Men with low testosterone should go for intramuscular rather than transdermal replacement formulations, according to a new clinical practice guideline from the American College of Physicians (ACP).
In the guideline, which was also endorsed by the American Academy of Family Physicians, the ACP recommends providers prescribe intramuscular testosterone when initiating treatment for men with age-related low testosterone or male hypogonadism — defined as a testosterone threshold of 300 ng/dL or less.
Although both types of testosterone proved effective with similar risk profiles for improving sexual functioning in men with low testosterone, cost was the major differentiating factor.
On average, using an intramuscular formulation of testosterone would cost approximately $156.32 per patient per year versus $2,135.32 for a transdermal formation, explained Amir Qaseem, MD, PhD, of the American College of Physicians in Philadelphia, and colleagues.
The guideline, appearing in Annals of Internal Medicine, (read study – IM Testosterone) also recommended that testosterone should only be prescribed to men with age-related low testosterone with sexual dysfunction.
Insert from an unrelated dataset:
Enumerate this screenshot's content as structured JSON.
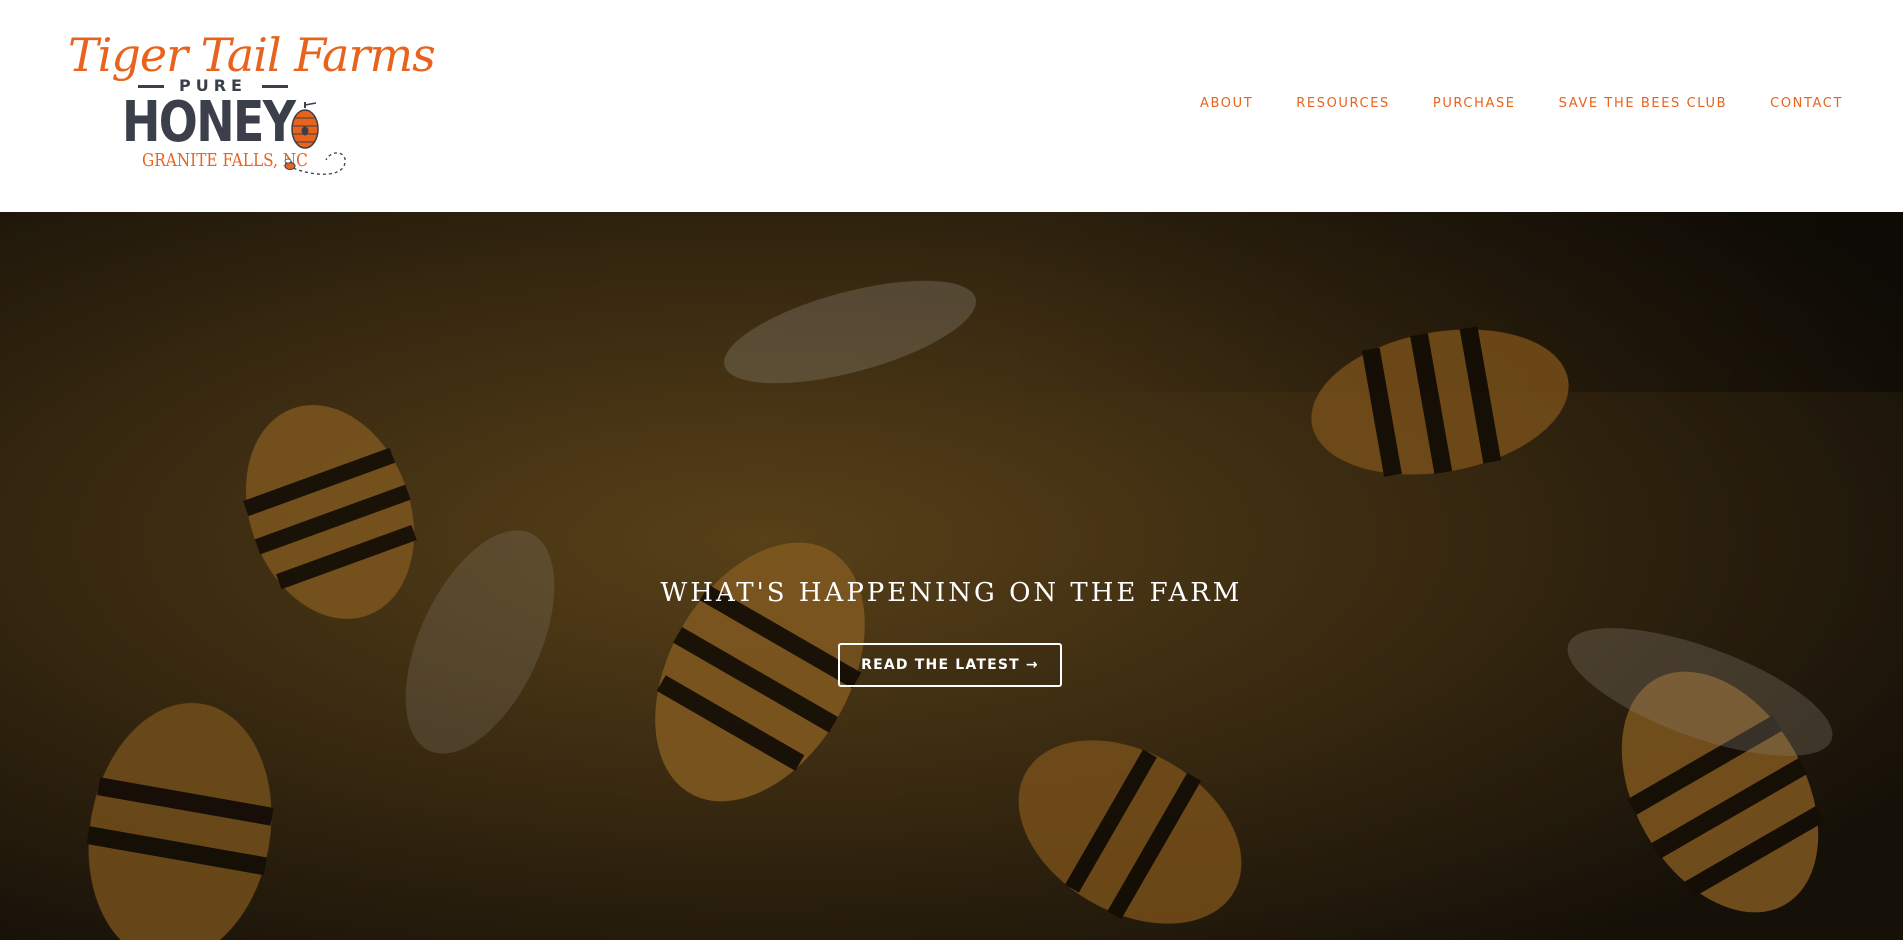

Based on low-certainty evidence, the guideline suggested providers introduce this conversation to patients to individually weigh the benefits and risks of initiating testosterone replacement specifically for improving sexual dysfunction.
In an accompanying editorial, E. Victor Adlin, MD, of the Lewis Katz School of Medicine at Temple University in Philadelphia, noted that these recommendations are largely in line with what the rest of the medical community recommends, including recent guidelines from the Endocrine Society and the American Urological Association.
However, Adlin wasn’t quite sold on the ACP’s recommendation for intramuscular over transdermal formulation solely based on cost, saying that this recommendation “will be questioned by many clinicians.”
“[T]he need for an intramuscular injection every 1 to 4 weeks is a potential barrier to adherence, and some patients require visits to a health care facility for the injections, which may add to the expense,” he explained, adding that “peak-and-valley blood levels after each injection may cause irregularity of symptom relief and difficulty achieving the desired blood level. Individual preference may vary widely in the choice of testosterone therapy.”
But ACP President Robert McLean, MD, pointed out in a statement that “[m]ost men are able to inject the intramuscular formulation at home and do not require a separate clinic or office visit for administration.”
In an accompanying systematic review, Susan Diem, MD, MPH, of the Minneapolis VA Health Care System in Minnesota, and colleagues, found little to no benefit of testosterone therapy for symptoms other than sexual dysfunction in this patient population.
Looking at 38 randomized controlled trials of either transdermal or intramuscular testosterone-replacement therapy versus no therapy, the researchers found that testosterone had a small improvement in global sexual function score based on moderate-certainty evidence (standardized mean differences 0.35, 95% CI 0.23-0.46, I2=0%). There was also a small improvement shown in erectile function with testosterone therapy (SMD 0.27, 95% CI 0.09-0.44).
However, testosterone therapy — regardless of formulation — did not improve other symptoms of age-related male hypogonadism including lack of energy or vitality, physical functioning, and cognition. The analysis was underpowered to draw conclusions regarding testosterone’s effect on mortality, the guideline authors pointed out.
Based on this evidence report data, the guideline recommends against initiating testosterone treatment for these particular symptoms.
Low certainty evidence also found little or no difference in adverse cardiovascular events with testosterone therapy, while moderate evidence found no evidence of any increased risk for serious adverse events.
“[M]en with age related low testosterone should not be prescribed testosterone treatment unless its purpose is to treat sexual function issues,” the guideline concluded.
“Given that testosterone’s effects were limited to small improvements in sexual and erectile function in men with low testosterone levels, it is unlikely that screening men for low testosterone levels or treating men without sexual or erectile dysfunction and low testosterone levels would be effective,” McLean added in his statement.
As for the length of treatment, the guideline suggests that healthcare providers reevaluate the patient’s symptoms of sexual dysfunction within 12 months of testosterone therapy, based on low-certainty evidence. For those patients who show no improvement in sexual dysfunction, therapy should be discontinued.
Ultimately, the guideline underscores that providers should give “full consideration of the patient’s values and wishes” when initiating testosterone therapy.